Le calvaire des personnes âgées : l’exclusion par le numérique

Il suffit d’observer une gare pour comprendre l’ampleur du problème. Des personnes âgées, souvent seules, se retrouvent confrontées à des bornes automatisées pour acheter un billet de train. Elles luttent, stressées, face à des machines qui ne sont pas conçues pour elles. Ce stress, que je constate souvent dans mon cabinet, ne se limite pas aux gares. En France, on demande à des personnes isolées de plus de 90 ans de gérer leurs factures, de renouveler leurs papiers d’identité ou de déclarer leurs impôts en ligne, alors même qu’elles n’ont jamais possédé de smartphone. C’est une absurdité cruelle et déshumanisante qui les plonge dans une profonde frustration. Vu récemment : une personne âgée arrive pliée en deux pour un examen du dos, apparemment en grande souffrance puisqu’elle crie à chaque pas, et arrivée à l’accueil on lui demande « gentiment » d’aller scanner elle-même son ordonnance, sa carte vitale et ses résultats de précédents examens « à la borne » ! Donc nous avons ici 3 secrétaires qui encaissent les paiements mais envoient les patients « à la borne » pour tout le reste ! Cela vous paraît logique de n’être présent pour le patient uniquement au moment de faire rentrer l’argent ? Avec eux, vraiment, le client est roi !

Les services publics eux-mêmes ne sont pas épargnés.
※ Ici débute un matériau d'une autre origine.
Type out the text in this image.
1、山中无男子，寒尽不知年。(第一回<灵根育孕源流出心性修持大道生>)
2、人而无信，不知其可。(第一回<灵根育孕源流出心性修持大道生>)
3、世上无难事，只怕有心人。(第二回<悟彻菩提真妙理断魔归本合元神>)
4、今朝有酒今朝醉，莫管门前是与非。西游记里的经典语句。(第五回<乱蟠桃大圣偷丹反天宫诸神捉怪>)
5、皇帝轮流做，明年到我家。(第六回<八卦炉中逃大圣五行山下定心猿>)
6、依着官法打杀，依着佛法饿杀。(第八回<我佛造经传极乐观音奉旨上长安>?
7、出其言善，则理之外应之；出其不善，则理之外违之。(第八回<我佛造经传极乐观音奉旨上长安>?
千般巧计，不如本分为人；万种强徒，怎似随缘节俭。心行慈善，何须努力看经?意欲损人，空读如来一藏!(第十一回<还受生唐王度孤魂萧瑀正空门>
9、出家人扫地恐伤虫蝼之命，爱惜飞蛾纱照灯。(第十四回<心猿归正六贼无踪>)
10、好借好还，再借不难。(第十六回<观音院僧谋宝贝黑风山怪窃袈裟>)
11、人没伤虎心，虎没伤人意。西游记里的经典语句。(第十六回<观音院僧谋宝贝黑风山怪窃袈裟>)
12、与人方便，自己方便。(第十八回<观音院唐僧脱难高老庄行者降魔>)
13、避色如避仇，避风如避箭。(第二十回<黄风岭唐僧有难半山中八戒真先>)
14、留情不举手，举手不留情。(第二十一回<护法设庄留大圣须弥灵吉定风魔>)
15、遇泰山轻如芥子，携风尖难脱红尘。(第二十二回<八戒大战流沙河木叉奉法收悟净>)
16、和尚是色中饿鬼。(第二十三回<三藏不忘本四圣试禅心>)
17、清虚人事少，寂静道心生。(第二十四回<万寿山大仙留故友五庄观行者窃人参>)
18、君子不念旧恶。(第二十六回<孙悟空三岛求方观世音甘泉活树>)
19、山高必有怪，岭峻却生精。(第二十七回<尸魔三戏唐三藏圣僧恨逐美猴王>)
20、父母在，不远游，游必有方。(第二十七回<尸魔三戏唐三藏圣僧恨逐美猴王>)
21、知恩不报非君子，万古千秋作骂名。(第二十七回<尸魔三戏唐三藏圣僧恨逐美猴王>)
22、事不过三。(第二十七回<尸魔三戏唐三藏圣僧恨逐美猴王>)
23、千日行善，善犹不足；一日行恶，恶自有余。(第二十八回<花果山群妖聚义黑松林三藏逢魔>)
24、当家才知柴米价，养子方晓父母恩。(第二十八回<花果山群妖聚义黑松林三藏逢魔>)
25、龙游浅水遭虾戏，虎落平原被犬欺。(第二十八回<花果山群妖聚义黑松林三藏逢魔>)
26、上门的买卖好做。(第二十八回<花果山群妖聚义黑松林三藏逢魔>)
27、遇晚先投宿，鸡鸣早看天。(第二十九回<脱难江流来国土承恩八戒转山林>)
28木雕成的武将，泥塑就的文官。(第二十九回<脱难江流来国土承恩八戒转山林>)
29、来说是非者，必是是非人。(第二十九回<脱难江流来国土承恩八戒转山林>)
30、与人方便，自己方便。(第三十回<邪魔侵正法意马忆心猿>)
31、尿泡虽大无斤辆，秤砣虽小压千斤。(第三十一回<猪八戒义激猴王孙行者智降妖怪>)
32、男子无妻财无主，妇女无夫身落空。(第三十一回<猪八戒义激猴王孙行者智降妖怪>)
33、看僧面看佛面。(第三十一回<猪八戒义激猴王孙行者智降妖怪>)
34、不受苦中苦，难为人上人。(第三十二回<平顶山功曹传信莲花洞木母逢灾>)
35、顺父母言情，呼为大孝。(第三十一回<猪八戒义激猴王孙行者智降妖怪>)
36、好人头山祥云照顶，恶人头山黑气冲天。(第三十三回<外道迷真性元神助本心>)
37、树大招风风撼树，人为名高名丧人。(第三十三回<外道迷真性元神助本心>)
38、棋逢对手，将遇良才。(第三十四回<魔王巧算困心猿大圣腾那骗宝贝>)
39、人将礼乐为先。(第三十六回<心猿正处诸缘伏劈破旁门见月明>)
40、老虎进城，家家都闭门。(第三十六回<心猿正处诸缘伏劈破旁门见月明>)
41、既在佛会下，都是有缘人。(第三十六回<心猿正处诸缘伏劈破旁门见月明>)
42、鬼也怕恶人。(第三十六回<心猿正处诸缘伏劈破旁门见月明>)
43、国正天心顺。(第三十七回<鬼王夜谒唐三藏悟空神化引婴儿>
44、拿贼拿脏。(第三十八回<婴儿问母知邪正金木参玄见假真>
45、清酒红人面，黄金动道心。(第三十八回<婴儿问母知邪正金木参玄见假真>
Les sites gouvernementaux, souvent mal conçus ou dysfonctionnels, sont un véritable cauchemar pour ceux qui n’ont pas grandi avec la technologie. Il n’est plus rare de voir des personnes âgées, autrefois autonomes, se sentir impuissantes face à une dématérialisation excessive. La société a abandonné ces générations à une solitude technologique qui ne cesse de croître… Autour de moi je ne cesse de recueillir des récits de déboires concernant les services publiques et leur passage au « tout-technologique » et croyez-moi ils vous feraient regretter les années 70 !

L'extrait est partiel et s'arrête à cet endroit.